После моих слов около получаса он молчал, а я изо всех сил старалась не пялиться на него и смотреть только в окно. Но краем глаза видела его пальцы, как он отбивает что-то ими по колену. Он всегда так делал, если нервничал, и сейчас он явно очень нервничал.

— Почему мы разводимся? — это было неожиданно, я даже прикусила кончик языка. Медленно повернулась к нему.

— Люди иногда разводятся. Надоедают друг другу, пропадает желание жить вместе, видеть друг друга, и они расходятся, не справившись с банальными бытовыми проблемами.

— Но ведь у нас все не так было, да?

Он слегка прищурился и теперь сверлил меня одним из своих коронных взглядов, от которых мне всегда становилось тесно и душно. Они не предвещали ничего хорошего.

— Почему ты так думаешь?

— Не знаю… у меня есть такое ощущение, что у нас все было иначе. Если бы мы с тобой надоели друг другу, мы бы остались друзьями, и ты бы не ненавидела меня так сильно.

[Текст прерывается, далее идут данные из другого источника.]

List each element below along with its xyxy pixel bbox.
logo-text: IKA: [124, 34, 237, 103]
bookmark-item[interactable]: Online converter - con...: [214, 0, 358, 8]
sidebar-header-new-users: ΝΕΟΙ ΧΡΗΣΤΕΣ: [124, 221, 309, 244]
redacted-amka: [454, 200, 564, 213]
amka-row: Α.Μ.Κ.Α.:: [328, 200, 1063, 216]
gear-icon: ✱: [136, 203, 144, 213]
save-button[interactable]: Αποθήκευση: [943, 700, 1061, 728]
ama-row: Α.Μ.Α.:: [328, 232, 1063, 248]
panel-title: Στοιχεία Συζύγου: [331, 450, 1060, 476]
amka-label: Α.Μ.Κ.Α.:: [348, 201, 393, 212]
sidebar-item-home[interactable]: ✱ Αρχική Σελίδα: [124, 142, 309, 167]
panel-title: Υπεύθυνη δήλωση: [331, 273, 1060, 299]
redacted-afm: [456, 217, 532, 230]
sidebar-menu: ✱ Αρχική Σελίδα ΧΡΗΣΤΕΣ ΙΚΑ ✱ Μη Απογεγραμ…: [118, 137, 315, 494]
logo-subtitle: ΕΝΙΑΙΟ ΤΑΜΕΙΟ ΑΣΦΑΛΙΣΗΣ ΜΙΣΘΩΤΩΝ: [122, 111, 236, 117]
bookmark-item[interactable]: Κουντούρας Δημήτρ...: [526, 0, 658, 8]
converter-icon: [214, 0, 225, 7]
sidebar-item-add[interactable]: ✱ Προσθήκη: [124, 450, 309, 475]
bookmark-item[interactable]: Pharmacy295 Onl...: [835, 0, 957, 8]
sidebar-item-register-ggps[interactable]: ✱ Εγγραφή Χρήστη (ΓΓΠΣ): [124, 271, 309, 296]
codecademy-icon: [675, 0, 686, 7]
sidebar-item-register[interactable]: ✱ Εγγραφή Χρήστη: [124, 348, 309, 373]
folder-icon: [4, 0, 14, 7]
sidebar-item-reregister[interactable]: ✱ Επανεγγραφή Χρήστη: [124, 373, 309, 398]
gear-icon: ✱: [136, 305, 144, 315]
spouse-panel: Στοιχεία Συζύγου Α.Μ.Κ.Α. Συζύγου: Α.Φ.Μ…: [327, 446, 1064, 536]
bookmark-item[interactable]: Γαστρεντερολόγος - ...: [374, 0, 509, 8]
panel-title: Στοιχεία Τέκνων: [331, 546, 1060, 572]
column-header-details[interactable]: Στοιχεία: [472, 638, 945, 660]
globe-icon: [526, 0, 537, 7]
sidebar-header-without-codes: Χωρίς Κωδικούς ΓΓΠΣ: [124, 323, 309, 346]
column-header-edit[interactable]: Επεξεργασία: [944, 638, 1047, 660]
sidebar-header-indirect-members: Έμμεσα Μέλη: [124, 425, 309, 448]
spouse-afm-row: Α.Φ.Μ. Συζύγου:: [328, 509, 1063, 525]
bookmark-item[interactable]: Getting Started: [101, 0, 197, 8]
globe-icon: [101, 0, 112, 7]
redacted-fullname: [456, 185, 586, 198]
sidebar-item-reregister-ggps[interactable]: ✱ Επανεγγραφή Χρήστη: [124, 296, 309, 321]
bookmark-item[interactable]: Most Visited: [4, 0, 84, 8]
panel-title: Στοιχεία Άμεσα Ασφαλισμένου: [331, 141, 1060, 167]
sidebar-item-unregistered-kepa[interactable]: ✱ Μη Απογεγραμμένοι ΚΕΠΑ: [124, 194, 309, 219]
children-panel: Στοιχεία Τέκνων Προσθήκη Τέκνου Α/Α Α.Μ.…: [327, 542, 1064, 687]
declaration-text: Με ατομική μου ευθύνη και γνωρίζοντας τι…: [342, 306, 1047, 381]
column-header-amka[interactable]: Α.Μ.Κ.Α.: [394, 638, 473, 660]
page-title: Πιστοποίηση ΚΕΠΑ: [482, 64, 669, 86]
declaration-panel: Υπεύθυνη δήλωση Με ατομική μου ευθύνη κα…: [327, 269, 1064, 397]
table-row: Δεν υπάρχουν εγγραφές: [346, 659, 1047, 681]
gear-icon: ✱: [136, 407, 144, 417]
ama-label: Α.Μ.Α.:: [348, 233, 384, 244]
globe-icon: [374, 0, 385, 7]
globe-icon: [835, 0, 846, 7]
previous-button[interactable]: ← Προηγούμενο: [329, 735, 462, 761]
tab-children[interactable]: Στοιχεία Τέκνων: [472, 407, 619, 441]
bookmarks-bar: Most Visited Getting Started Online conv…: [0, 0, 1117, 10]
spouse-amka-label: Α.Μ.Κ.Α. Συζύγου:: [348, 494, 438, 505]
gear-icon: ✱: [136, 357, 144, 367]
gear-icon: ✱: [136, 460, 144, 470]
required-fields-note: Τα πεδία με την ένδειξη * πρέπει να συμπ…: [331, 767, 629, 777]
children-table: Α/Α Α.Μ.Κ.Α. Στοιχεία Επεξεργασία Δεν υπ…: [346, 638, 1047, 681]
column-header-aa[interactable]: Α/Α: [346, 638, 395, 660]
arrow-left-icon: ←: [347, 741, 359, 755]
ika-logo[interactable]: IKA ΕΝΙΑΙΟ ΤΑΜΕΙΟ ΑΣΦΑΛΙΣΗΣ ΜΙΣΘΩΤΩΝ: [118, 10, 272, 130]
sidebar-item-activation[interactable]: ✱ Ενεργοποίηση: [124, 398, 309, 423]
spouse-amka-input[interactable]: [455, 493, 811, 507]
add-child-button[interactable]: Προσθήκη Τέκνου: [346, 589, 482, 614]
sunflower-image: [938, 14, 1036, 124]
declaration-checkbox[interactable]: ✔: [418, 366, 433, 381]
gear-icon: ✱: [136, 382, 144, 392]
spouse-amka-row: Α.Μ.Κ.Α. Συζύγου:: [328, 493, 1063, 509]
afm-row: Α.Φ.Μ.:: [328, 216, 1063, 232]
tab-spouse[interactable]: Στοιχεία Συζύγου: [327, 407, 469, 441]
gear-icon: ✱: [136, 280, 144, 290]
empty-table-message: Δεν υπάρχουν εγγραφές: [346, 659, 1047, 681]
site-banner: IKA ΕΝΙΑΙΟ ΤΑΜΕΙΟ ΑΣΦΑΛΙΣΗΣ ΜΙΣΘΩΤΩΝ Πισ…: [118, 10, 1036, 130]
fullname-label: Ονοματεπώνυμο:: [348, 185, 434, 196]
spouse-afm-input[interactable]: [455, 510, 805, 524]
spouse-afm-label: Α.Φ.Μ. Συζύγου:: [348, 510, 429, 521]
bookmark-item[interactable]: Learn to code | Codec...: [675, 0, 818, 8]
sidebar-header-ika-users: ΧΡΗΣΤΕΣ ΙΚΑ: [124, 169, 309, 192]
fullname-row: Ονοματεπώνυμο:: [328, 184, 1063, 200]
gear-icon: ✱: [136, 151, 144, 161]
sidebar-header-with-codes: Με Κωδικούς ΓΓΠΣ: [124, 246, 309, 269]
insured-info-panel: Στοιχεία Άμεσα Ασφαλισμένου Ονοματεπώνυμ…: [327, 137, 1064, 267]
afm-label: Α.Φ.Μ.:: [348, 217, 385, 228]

— Почему ты решил, что я тебя ненавижу?

— Вижу по твоим глазам. Когда ты смотришь на меня, они темнеют и начинают сухо блестеть, словно ты хочешь поджечь меня ими заживо. Я что-то натворил, да?

— Это теперь не имеет никакого значения, и я не хочу это обсуждать. Прости, мне по работе мейлы пришли, ответить надо.

И я уткнулась в свой телефон, надеясь, что до конца пути он будет молчать.

Глава 7

Я и в самом деле ничего не помнил. Как будто в моей памяти кто-то задернул матовую белую шторку, как в душевой кабинке. Я вижу за ней силуэты и слышу голоса, но, когда дергаю её в сторону, там еще одна такая же и еще, и еще.

И так до бесконечности. Нет, это даже не чертовая матрешка, а именно матово-туманное ничего. Я всем существом знаю, что за этой шторкой прячется мое прошлое. И чем больше я копаюсь в себе, тем больше прихожу в отчаяние из-за собственного бессилия. Первый день меня пичкали лекарствами, и я вел долгие беседы с врачами. Мне это напоминало допросы у следователя и психологические пытки. Самое интересное — я прекрасно знал, что это означает. То есть полностью осознавал себя, как личность. Например, точно понял, что курю, так как от запаха сигарет, который доносился с лестничной клетки больницы, мне захотелось курить, и я инстинктивно начал искать пачку у себя в карманах и в прикроватной тумбочке. Так же точно знал, что умею водить машину, и она у меня есть — в кармане куртки были ключи от «БМВ», если только я не один из тех лохов, которые ездят на жигули, а на ключах таскают брелок со значком мерса, чтоб другие решили, что у него крутая тачка. Я определенно люблю черный крепкий кофе, не ем рис, умею читать и писать, но, черт возьми, это мне ничем не помогало.